Sub £1000 thermal scope

I know it has been covered before but thermal imaging equipment seems to have become a lot more popular recently and, in the hope travel returns to something like normal, I am pondering thermal imaging equipment. This is below the big psychological barrier of  £1000 and looks like it may be good enough to be a useful bit of kit. Anyone any thoughts?




  • John Wright

    Hello Steve, Richard Webb mentioned this new model to me last week and since then I’ve been reading on-line reviews. I’m seriously thinking about getting the XM22 on what I’ve read so far but I just can’t get hold of one in the UK! They just aren’t available in the UK at the moment as far as I can see, with one company saying they won’t be available from them until March. I’m not sure if the difficulty in the UK is because it is a new product or Brexit ‘teething’ problems!

  • Stephen Babbs

    Since I submitted this, I’ve had the same problem. I’ve had quotes of 4-5 months.

  • Morgan Churchill

    Whoever does get this first, I hope you folks post a review! This device sounds intriguing to me as well, as I could actually afford this model vs all the other ones I have seen people talk about so far!


    There is a new smartphone called Cat S60 with in-built thermal imager. No idea how useful it is for mammalwatching.
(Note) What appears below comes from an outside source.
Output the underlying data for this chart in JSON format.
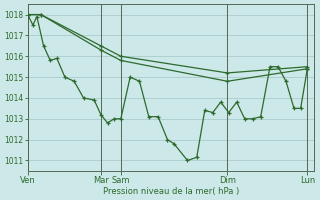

    Also, there is a thermal imager called Hikvision for about $500. It has wider angle but poorer resolution; reportedly you can see a vole at 20 m and a rabbit at 50 m. It is used in connection with smartphone and has wi-fi.

  • stevebabbs

    The best I could get is Scott country who are expected it in March so I have ordered from them.

  • Murray Kirkland Lord

    Any updates from anyone who has tried this model yet?

  • Murray Lord

    Adding a comment to this old thread for the benefit of anyone searching on this topic in future.
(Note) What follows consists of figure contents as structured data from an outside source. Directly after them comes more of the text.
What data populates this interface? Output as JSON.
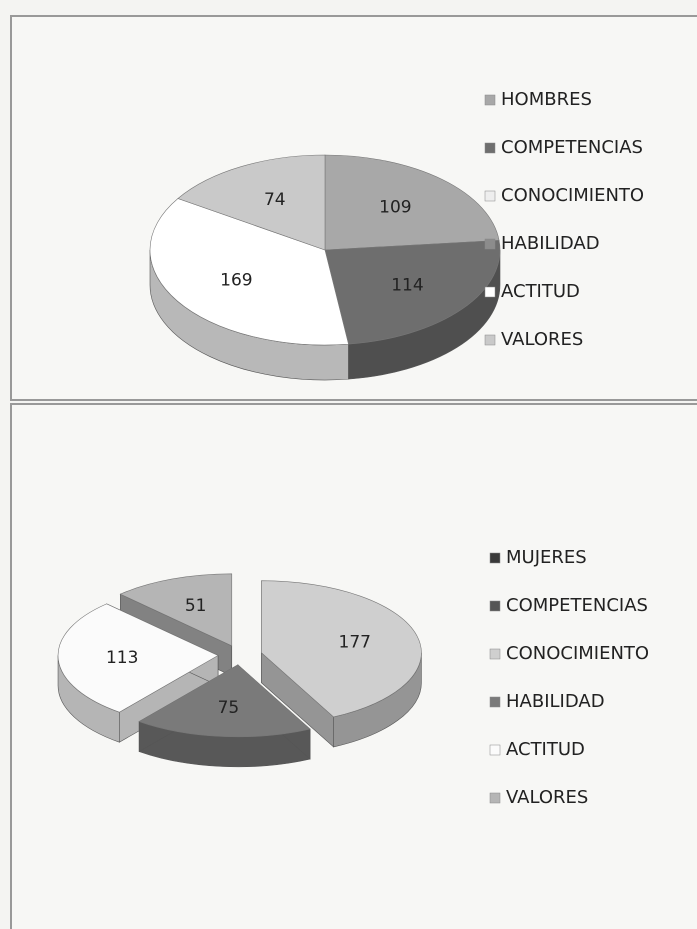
{
  "chart_data": [
    {
      "type": "pie3d",
      "categories": [
        "HOMBRES",
        "COMPETENCIAS",
        "CONOCIMIENTO",
        "HABILIDAD",
        "ACTITUD",
        "VALORES"
      ],
      "values": [
        109,
        114,
        null,
        null,
        169,
        74
      ],
      "colors": [
        "#a8a8a8",
        "#6e6e6e",
        "#eeeeee",
        "#8c8c8c",
        "#ffffff",
        "#c9c9c9"
      ],
      "exploded": false
    },
    {
      "type": "pie3d",
      "categories": [
        "MUJERES",
        "COMPETENCIAS",
        "CONOCIMIENTO",
        "HABILIDAD",
        "ACTITUD",
        "VALORES"
      ],
      "values": [
        null,
        null,
        177,
        75,
        113,
        51
      ],
      "colors": [
        "#3a3a3a",
        "#555555",
        "#cfcfcf",
        "#7a7a7a",
        "#fbfbfb",
        "#b5b5b5"
      ],
      "exploded": true
    }
  ]
}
    I recently purchased the Pulsar Axion XM30F, Pulsar’s current model (early 2023) in this price range. I paid AUD 1600. I’ve not used other thermal scopes more than briefly so I can’t compare how well it picks up mammals with other models, beyond saying it seems to do the job exactly how I hoped it would. Having only seen pygmy possums twice before I got it, I’ve now seen them five times in the last six weeks. The inbuilt camera / video works OK, albeit at low resolution, and you can stream to a phone or tablet which could be useful in some situations.

    So what’s the catch in getting this model compared to ones that cost twice as much? I think it is the field of view. The lens is described as 3x, whereas many other Pulsar models are 2.5x. It has a relatively small sensor which probably amplifies the effect of a longer lens. The field of view is only 7.8 x 5.9 degrees, or 13.7m at 100m. The XG35 delivers 12.5 x 9.4 degrees, or 21.9 metres at 100m. How much this matters will depend a bit on the habitat you’re in, but scanning the canopy from within a forested area can take a while.